New Jersey Town Did Not Discriminate When It Refused To Hire Applicant For Police Officer Position

Psychological examinations are of great importance in the public safety arena. In Terry v. Town of Morristown, 2011 U.S. App. LEXIS 20053 (3d. Cir. 2011), Jeffrey Terry applied to be a police officer in the Town of Morristown. He underwent a psychological fitness evaluation with Dr. Matthew Guller. Working under the supervision of his supervisor, Leslie J. Williams, Ph.D., Dr. Guller conducted an interview of Terry in which Terry revealed that he had worked as a bouncer and had been involved in several incidents.

Dr. Guller pursued further questioning of these incidents, and Terry stated that officers who reported these incidents felt that he had been overly aggressive in using force. Dr. Guller also discovered that Terry had been fired from two jobs but reported no blame for either termination. Dr. Guller did not recommend that the Town hire Terry for the position of police officer. He discussed a “pattern of impulsivity and/or poor judgment” and some concerns about not working well in a team environment.

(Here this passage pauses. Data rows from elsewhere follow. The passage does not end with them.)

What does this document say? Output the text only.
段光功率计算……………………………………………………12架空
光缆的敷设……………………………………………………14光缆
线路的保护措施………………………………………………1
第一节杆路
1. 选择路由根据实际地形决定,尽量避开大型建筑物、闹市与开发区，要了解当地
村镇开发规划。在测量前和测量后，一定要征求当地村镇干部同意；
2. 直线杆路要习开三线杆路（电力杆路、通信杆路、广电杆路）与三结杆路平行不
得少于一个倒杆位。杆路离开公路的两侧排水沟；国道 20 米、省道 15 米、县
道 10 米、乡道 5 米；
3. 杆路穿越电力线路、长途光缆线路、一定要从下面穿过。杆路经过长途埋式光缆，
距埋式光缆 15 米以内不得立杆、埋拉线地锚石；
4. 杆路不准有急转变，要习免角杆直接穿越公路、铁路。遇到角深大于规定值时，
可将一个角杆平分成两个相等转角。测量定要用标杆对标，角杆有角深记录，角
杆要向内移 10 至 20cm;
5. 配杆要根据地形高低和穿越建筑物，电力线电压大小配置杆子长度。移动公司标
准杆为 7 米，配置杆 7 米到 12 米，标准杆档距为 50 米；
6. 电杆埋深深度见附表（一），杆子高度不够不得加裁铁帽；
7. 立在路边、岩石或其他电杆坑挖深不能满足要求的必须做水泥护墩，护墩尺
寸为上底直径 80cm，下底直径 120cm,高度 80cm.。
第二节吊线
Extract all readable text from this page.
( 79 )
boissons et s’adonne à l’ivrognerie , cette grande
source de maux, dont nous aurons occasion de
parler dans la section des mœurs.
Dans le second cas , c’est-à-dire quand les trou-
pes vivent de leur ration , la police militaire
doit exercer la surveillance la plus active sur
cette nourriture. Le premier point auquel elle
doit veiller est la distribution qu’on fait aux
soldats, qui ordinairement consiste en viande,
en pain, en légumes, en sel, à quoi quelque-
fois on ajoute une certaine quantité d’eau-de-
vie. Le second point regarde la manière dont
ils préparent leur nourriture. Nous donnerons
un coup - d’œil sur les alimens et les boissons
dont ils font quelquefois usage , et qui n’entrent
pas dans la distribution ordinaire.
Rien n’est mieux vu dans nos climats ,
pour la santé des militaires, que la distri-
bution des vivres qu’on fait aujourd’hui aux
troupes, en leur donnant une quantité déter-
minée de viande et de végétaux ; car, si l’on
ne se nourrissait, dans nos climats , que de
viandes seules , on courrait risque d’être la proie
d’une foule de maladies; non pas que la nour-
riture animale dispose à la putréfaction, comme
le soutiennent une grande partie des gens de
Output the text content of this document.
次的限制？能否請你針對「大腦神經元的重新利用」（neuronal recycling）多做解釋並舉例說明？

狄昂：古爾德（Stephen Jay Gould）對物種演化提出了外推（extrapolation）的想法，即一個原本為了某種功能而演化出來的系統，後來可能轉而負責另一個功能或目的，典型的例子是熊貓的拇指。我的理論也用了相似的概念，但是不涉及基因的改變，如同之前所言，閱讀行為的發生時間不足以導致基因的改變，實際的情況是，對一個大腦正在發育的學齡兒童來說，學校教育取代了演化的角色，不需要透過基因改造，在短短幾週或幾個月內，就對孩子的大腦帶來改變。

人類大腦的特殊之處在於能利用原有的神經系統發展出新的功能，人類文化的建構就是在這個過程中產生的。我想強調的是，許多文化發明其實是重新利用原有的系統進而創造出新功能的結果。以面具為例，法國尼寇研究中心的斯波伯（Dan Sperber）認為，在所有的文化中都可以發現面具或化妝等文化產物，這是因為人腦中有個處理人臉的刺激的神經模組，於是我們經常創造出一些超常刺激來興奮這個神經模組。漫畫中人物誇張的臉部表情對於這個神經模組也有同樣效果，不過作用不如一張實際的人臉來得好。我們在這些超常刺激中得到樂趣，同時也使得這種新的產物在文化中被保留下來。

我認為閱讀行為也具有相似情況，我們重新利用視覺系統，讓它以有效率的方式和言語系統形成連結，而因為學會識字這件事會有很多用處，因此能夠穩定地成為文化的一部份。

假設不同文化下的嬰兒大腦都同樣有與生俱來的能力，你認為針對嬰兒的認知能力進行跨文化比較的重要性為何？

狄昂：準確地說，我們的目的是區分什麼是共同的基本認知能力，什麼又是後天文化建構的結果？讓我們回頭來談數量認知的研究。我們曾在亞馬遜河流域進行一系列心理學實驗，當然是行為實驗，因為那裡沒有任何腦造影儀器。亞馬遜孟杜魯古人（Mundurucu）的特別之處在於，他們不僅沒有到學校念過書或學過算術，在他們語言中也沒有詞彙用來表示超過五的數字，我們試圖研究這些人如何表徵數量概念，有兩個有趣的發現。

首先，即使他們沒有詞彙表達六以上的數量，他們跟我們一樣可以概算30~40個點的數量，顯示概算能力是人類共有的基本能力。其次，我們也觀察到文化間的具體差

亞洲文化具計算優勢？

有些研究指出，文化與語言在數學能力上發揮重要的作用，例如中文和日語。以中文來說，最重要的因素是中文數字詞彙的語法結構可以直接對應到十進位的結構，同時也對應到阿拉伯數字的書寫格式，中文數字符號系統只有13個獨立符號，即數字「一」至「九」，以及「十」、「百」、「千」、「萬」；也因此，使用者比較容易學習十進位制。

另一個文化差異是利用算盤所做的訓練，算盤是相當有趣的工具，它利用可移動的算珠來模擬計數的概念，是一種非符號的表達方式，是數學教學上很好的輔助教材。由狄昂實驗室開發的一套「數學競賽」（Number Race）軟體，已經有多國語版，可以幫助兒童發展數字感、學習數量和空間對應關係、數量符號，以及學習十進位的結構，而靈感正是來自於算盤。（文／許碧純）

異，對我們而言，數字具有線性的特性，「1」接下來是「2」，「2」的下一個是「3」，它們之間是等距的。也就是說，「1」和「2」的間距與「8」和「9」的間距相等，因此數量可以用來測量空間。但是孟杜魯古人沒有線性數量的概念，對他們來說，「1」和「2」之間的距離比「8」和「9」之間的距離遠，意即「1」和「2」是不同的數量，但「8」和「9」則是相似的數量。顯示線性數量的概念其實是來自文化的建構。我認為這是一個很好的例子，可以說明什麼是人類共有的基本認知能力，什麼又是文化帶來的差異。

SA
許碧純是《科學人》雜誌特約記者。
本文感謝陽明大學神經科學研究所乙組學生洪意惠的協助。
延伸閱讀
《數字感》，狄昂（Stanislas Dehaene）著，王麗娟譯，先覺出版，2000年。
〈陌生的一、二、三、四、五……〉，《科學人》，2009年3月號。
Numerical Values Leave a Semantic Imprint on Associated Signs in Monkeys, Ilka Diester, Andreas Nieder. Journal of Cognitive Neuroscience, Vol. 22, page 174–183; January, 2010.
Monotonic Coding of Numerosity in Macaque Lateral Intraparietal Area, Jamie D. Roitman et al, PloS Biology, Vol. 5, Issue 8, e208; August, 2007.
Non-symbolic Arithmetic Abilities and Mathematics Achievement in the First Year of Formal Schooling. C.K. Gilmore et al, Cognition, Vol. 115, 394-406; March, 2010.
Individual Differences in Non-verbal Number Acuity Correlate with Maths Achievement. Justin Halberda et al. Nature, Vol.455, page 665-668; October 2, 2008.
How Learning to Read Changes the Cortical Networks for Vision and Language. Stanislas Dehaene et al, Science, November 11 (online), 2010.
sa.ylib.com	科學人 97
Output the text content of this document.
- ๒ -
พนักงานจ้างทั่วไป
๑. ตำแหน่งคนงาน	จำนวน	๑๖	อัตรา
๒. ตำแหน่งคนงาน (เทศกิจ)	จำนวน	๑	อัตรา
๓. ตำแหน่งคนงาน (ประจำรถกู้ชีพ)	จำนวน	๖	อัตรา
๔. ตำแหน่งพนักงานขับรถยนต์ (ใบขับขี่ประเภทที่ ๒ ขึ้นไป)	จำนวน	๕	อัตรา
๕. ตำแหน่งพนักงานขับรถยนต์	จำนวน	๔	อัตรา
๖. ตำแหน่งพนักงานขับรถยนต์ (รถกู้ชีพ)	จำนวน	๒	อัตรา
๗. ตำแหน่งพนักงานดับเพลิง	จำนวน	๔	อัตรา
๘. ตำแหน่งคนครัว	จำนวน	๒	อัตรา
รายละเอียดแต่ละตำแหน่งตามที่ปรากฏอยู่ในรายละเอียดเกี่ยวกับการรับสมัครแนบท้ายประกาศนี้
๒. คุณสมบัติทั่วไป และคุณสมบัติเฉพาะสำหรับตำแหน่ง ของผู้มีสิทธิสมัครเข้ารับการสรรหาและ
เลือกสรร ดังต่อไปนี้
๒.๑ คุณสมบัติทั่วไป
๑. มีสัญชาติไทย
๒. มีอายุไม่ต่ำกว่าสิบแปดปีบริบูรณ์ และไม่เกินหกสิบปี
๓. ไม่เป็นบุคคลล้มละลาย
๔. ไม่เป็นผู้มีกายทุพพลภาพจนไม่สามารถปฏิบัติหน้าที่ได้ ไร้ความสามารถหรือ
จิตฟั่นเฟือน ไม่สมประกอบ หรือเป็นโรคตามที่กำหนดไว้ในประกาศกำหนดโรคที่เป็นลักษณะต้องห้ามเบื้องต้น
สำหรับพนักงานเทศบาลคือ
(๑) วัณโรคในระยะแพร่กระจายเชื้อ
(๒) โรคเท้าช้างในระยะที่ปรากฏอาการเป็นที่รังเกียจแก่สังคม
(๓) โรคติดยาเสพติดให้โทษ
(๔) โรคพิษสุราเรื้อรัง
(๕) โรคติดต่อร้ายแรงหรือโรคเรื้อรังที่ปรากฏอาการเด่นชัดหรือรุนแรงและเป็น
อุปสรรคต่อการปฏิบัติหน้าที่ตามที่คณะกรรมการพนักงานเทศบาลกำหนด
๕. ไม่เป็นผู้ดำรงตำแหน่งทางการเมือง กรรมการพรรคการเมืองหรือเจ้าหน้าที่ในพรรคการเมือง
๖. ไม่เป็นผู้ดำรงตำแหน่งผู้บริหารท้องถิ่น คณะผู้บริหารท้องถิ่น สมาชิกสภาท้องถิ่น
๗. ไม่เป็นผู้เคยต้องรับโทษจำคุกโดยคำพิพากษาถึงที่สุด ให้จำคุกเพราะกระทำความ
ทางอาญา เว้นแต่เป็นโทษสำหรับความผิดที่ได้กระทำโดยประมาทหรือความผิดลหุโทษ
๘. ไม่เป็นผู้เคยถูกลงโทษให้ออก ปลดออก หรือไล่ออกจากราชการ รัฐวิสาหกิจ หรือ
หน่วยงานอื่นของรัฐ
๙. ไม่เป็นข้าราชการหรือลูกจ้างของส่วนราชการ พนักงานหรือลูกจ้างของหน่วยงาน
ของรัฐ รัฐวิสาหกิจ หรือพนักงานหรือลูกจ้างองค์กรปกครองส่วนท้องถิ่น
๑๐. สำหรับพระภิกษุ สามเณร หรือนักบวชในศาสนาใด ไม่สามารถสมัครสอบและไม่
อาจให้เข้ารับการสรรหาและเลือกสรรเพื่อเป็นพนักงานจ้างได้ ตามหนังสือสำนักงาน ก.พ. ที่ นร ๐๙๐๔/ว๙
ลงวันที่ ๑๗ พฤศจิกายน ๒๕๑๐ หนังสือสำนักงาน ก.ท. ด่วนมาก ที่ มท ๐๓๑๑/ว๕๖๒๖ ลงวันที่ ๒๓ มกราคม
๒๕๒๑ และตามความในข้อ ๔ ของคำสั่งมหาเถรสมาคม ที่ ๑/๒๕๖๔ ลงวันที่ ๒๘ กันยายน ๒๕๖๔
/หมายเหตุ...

Based on Dr. Guller’s report, the Chief did not hire Terry. This prompted Terry to obtain his own psychological evaluation with Dr. Bart Rossi, who said that Terry was fit to be a police officer and had no psychological problems. The Chief still would not hire Terry in spite of Dr. Rossi’s report. The Chief felt that the report did not address issues of aggressiveness.

Terry appealed to the State of New Jersey, Department of Personnel, Merit System Board. The Board recommended a third evaluation by Dr. Robert Kanen, Ph.D. The evaluation led to a report in which Dr. Kanen concluded Terry had a “history of work performance problems, . . . difficulty accepting responsibility for his mistakes and tends to attribute difficulties he encounters to the actions of others.”

Terry appealed again but the New Jersey Appellate Division affirmed the decision of the Board that Terry was unfit to perform the duties of a police officer. Terry next sued in federal court under the ADA and the NJLAD. The District Court granted the Town’s motion for summary judgment, which Terry appealed to the Third Circuit Court of Appeals.

In his appeal Terry argued that he was discriminated against on the basis of disability either because he had ADD or was regarded as having a physical or mental impairment. The court said, “Terry failed to identify any specific type of impairment that he had or was regarded as having.” The court further said, “Even assuming that Terry does qualify as disabled under the ADA, there is no evidence that his diagnosis of ADD was factored in any way into the Town’s decision to deny Terry the position. Quite to the contrary, the evidence supports a conclusion that the Town believed Terry was not qualified for the position as a result of the findings regarding his aggressive behavior, inability to follow orders, and difficulty interacting with the community.”

This case underscores why post-offer examinations are important for employers. While post-offer examinations may be challenging to perform in the psychological arena, decisions based on valid post-offer medical examinations will be respected by courts.